The Legacy of John D. O'Bryant
"If you're not here to serve the students, you're in the wrong place."
-John D. O'Bryant
John D. O'Bryant, the first African-American to be appointed a vice president at Northeastern University, served in that capacity from 1979 until his death on July 3, 1992. During that period, he oversaw the workings of the African-American Institute and provided invaluable leadership in what were often difficult times.
John was born in Boston on July 15, 1931, and was educated in the Boston public schools. He earned his bachelor's and master's degrees from Boston University. After serving in the U.S. Army, he worked as a teacher and a guidance counselor in the Boston public schools from 1955 to 1969. In 1969, he developed the Health Vocational Training Program at the Dimock Community Health Center and directed that program until he joined Northeastern as Associate Dean of University Administration in 1978. In 1979, he was appointed Northeastern's Vice President of Student Affairs.
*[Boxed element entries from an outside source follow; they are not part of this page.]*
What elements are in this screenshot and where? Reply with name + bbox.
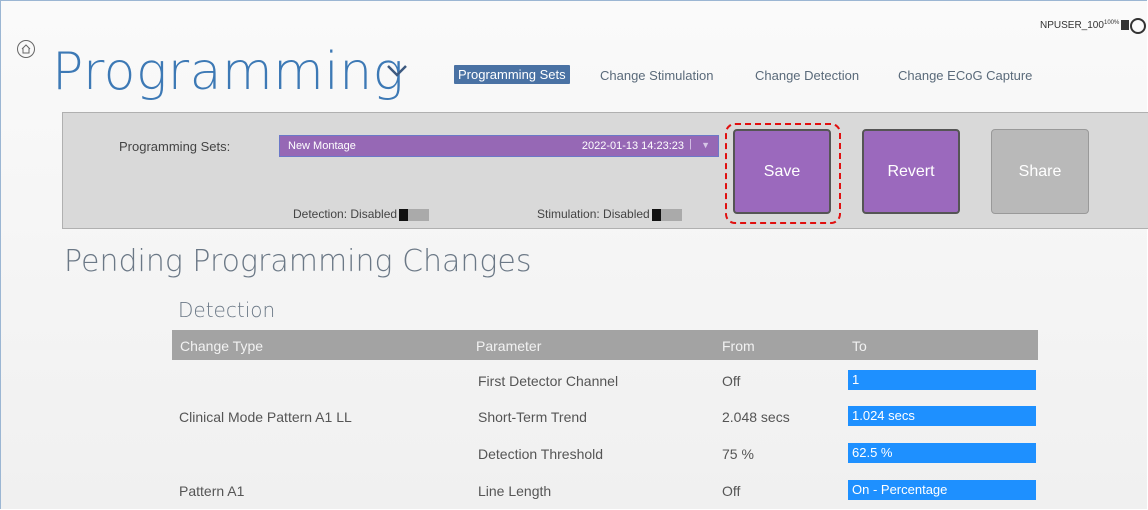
revert-button[interactable]: Revert — [862, 129, 960, 214]
table-cell-from: Off — [722, 373, 741, 389]
pending-changes-heading: Pending Programming Changes — [64, 244, 532, 279]
table-cell-to: On - Percentage — [848, 480, 1036, 500]
user-name: NPUSER_100 — [1040, 20, 1104, 31]
detection-status-label: Detection: Disabled — [293, 207, 398, 221]
tab-change-ecog-capture[interactable]: Change ECoG Capture — [898, 68, 1032, 83]
detection-section-heading: Detection — [178, 298, 276, 322]
col-from: From — [722, 338, 755, 354]
table-cell-parameter: Line Length — [478, 483, 552, 499]
share-button[interactable]: Share — [991, 129, 1089, 214]
programming-set-panel: Programming Sets: New Montage 2022-01-13… — [62, 112, 1148, 229]
programming-sets-label: Programming Sets: — [119, 139, 231, 154]
table-header: Change Type Parameter From To — [172, 330, 1038, 360]
table-cell-parameter: Detection Threshold — [478, 446, 604, 462]
table-cell-to: 1 — [848, 370, 1036, 390]
table-cell-change-type: Pattern A1 — [179, 483, 245, 499]
table-cell-to: 62.5 % — [848, 443, 1036, 463]
stimulation-status: Stimulation: Disabled — [537, 207, 682, 221]
detection-toggle[interactable] — [399, 208, 430, 221]
table-cell-parameter: First Detector Channel — [478, 373, 619, 389]
programming-set-select[interactable]: New Montage 2022-01-13 14:23:23 | ▼ — [279, 135, 719, 157]
stimulation-status-label: Stimulation: Disabled — [537, 207, 650, 221]
home-icon[interactable] — [17, 40, 35, 58]
table-cell-from: 2.048 secs — [722, 409, 790, 425]
save-highlight-annotation — [725, 123, 841, 224]
tab-programming-sets[interactable]: Programming Sets — [454, 65, 570, 84]
battery-level: 100% — [1104, 20, 1120, 26]
battery-icon — [1121, 20, 1130, 30]
chevron-down-icon[interactable] — [386, 64, 408, 78]
select-date: 2022-01-13 14:23:23 — [581, 140, 684, 152]
stimulation-toggle[interactable] — [651, 208, 682, 221]
table-cell-to: 1.024 secs — [848, 406, 1036, 426]
select-value: New Montage — [288, 140, 356, 152]
table-cell-from: Off — [722, 483, 741, 499]
battery-status: 100% — [1104, 20, 1130, 30]
table-cell-parameter: Short-Term Trend — [478, 409, 587, 425]
col-change-type: Change Type — [180, 338, 264, 354]
detection-status: Detection: Disabled — [293, 207, 430, 221]
table-cell-change-type: Clinical Mode Pattern A1 LL — [179, 409, 352, 425]
col-parameter: Parameter — [476, 338, 542, 354]
connection-icon[interactable] — [1130, 18, 1146, 34]
page-title: Programming — [52, 42, 405, 102]
tab-change-stimulation[interactable]: Change Stimulation — [600, 68, 713, 83]
tab-change-detection[interactable]: Change Detection — [755, 68, 859, 83]
dropdown-arrow-icon[interactable]: ▼ — [701, 140, 710, 150]
col-to: To — [852, 338, 867, 354]
table-cell-from: 75 % — [722, 446, 754, 462]
select-separator: | — [689, 138, 692, 150]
John served as president of the Boston School Committee, as national chairman of the Council of Urban Boards of Education, and founded a number of local and statewide education advocacy groups. Although he gained national prominence in the field of education, John maintained his humility and sense of humanity.
In 1992, John passed. His longtime staff described him as: " A compassionate man who loved people; Unpretentious, never flaunting his status or influence; Always optimistic and reminding others to 'keep things in perspective'; ... A spiritual man who practiced his Christian beliefs."
At its 25th Anniversary in 1993, the African-American Institute was renamed the John D. O'Bryant African-American Institute. By naming the building in John's honor we remember the legacy of a man whose love and guidance profoundly influenced countless lives.